I’d like advice on the best way to model the loss function in Flux for an RNN where I’m modeling a sequence of words in labeled sentences. (This is for a regression task, but a sentiment analysis task would look similar.)
I have sentences of varying lengths, which I split into words encoded as one-hot vectors. Each sentence is associated w/ a single label for the entire sentence.
# Extremely Simplified Example data: words = [ "This long sentence is about the number six <EOS>", "This short one is about 2.3 <EOS>"] actual_labels = [6.0, 2.3] allwords = unique( reduce(vcat, split.(words)) ) nwords = size(allwords,1)

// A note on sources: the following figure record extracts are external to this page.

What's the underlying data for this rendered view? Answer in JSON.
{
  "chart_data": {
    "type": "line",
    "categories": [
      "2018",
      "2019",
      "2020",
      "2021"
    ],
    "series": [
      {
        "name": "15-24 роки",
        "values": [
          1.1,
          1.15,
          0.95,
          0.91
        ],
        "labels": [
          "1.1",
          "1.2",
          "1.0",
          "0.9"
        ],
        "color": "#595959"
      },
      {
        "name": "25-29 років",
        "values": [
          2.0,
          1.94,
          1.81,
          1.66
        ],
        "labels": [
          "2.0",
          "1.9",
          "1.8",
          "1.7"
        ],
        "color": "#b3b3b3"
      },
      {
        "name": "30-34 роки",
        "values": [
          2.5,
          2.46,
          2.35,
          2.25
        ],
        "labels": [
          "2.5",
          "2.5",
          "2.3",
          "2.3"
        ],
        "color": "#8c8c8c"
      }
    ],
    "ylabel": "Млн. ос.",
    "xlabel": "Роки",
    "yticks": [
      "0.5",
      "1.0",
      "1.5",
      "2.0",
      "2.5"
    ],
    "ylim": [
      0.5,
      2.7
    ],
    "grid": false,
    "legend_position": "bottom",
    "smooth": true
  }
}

Because each sequence is associated w/ a single label, I don’t know what the best way to define the loss function is in Flux. I only want to measure the loss for the full RNN representation of the entire sequence. I have so far treated the labels for earlier words as missing and defined the loss over non-missing labels only:
revised_labels = [ [missing, missing, missing, missing, missing, missing, missing, missing, 6.0], [ missing, missing, missing, missing, missing, missing, 2.3] ] # treating all labels except <EOS> as missing # An example model, but I need to get the loss function right first model_m = Chain(RNN(nwords, 16, tanh), Dense(16, 1, identity)) function loss(x,y) if !ismissing(y) loss = (model_m(x) - y)^2 end end td = vcat([map( v-> Flux.onehot(v, allwords), split(words))], [map( v-> Flux.onehot(v, allwords), split(words))]) train_data = Flux.Data.DataLoader( td, revised_labels); opt = ADAM(1e-2) Flux.train!(loss, params(model_m), train_data, opt) # DimensionMismatch.
For a few different implementations of
loss like this one I get a
DimensionMismatch error, but I think the real error is that I’m thinking about the loss function incorrectly. I have read the recurrence section of the docs, but so far have not seen a way to the solution for this case. If anyone can point me in the right direction that would be much appreciated.